End of the world
Note: non so
quanto abbia senso. Scritta per l’ultima settimana del Cow-t,
con il prompt (ovviamente) “fine del mondo”.
* * *
Alla fine, era arrivata. La fine del mondo.
Non che Steven si aspettasse nulla di diverso. Sapeva quanto la
loro situazione fosse disperata già dal primo momento in cui aveva visto quel video
con quegli esseri che gli davano un ultimatum.
«Arrendetevi terrestri, o prima di domani sarete morti.»
Se glielo avessero raccontato, avrebbe riso. Sembrava uno di
quegli stupidi film che parlano di invasioni spaziali, con eroi che all’ultimo
minuto riescono a salvare la situazione.
Con la sola differenza che questo non era un film.
Lui, in effetti, non avrebbe neppure dovuto vederlo, quel filmato.
C’era riuscito solo grazie alle sue abilità di hacker, grazie a cui era sempre
riuscito a ottenere quello che voleva – dopotutto era il miglior hacker della
nazione, se non del mondo, lui – e subito si era pentito di farlo. Se non
avesse saputo che cosa stava accadendo, sarebbe stato tutto più facile. Invece
si era ritrovato in preda all’ansia, perché non poteva sapere cosa sarebbe
accaduto, come sarebbe finita.
Se fosse stato il fottuto protagonista di un film apocalittico
avrebbe raggiunto la casa bianca e si sarebbe intromesso, ma così? Cosa avrebbe
potuto fare se non aspettare in silenzio e sperare che tutto andasse per il
meglio?
All’inizio, a dire il vero, aveva pensato ad uno scherzo.
Dopotutto quel video sgranato e quei sottotitoli posticci in inglese davano
adito a molti dubbi in merito.

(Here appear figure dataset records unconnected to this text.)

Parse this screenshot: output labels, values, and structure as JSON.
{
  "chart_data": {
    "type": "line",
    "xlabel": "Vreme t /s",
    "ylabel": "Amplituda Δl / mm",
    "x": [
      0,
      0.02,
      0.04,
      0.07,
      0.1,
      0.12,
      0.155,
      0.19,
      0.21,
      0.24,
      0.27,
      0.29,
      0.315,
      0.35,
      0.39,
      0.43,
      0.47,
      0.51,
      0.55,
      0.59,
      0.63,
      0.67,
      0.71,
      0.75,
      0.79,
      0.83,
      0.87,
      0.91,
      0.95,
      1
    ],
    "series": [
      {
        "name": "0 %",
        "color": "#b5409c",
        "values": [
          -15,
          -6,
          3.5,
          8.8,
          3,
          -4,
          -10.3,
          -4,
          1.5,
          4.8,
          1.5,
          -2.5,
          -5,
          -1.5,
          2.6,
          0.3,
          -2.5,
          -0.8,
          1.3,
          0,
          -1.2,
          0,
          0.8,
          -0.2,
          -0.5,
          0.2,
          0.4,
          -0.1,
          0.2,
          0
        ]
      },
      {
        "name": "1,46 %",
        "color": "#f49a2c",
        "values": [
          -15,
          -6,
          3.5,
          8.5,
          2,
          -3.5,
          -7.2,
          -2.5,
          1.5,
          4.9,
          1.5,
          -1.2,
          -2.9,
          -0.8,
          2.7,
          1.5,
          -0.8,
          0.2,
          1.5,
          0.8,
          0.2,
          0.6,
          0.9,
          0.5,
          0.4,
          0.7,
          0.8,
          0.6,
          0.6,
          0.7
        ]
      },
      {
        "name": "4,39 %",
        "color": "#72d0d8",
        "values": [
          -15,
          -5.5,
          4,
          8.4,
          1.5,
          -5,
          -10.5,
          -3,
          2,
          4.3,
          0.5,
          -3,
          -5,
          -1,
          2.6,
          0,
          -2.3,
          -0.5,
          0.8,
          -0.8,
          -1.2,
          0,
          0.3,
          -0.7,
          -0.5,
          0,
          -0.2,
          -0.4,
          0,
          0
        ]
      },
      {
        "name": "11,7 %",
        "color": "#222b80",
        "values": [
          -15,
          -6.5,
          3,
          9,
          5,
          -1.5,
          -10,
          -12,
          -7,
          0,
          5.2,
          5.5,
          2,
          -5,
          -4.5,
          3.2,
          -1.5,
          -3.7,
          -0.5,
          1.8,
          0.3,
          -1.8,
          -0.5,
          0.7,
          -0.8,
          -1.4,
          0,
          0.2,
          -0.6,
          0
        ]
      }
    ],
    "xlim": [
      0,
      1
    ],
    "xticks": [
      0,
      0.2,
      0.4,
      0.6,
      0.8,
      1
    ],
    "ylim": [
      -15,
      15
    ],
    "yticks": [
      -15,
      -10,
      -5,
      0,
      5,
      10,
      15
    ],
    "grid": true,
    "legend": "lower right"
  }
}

Ma ben presto una nube nera e circolare aveva
preso posizione accanto al sole di mezzogiorno e vi era rimasta.
Ai tg parlavano di palloni aerostatici e
di sonde metereologiche e la gente sembrava crederci.
E lui non aveva avuto il coraggio di dire la verità a nessuno, neppure ai suoi
cari: quantomeno, se dovevano morire di lì entro breve, si sarebbero goduti gli
ultimi giorni, e non si sarebbero trovati come lui a guardare su nel cielo ogni
secondo e a domandarsi se avrebbe compiuto nuovamente gli anni, se avrebbe
assistito a un’altra nevicata, se avrebbe avuto un’altra vacanza al mare, se
avrebbe vissuto un nuovo natale.
Così,quando accadde, un po’ se lo aspettava, e la paura prese il
sopravvento prima che negli altri – mentre erano ancora impietriti a fissare
quel disco nero – ma in modo più leggero. Non era solo terrore, bensì anche
rassegnazione.
Quando vide il disco accendersi di mille luci e iniziare a
vorticare, dentro di sé sapeva che gli alieni non erano intenzionati a far
trattati di pace e che i negoziati, o la guerra, o qualunque altra cosa avesse
tentato il governo terrestre, aveva miseramente fallito. La gente attorno a lui
indicava il cielo e stava col naso all’insù, malediceva i telegiornali e le
loro ipotesi di sonde e le loro menzogne. Lui semplicemente aspettava.
E quando all’improvviso i portelloni si aprirono e una luce bianca
iniziò a colpire la terra, e tutti cominciarono ad urlare e ad agitarsi e a
correre verso una meta, lui semplicemente chiuse gli occhi e aspettò.
Mentre con le labbra, senza voce, mimava un “addio”.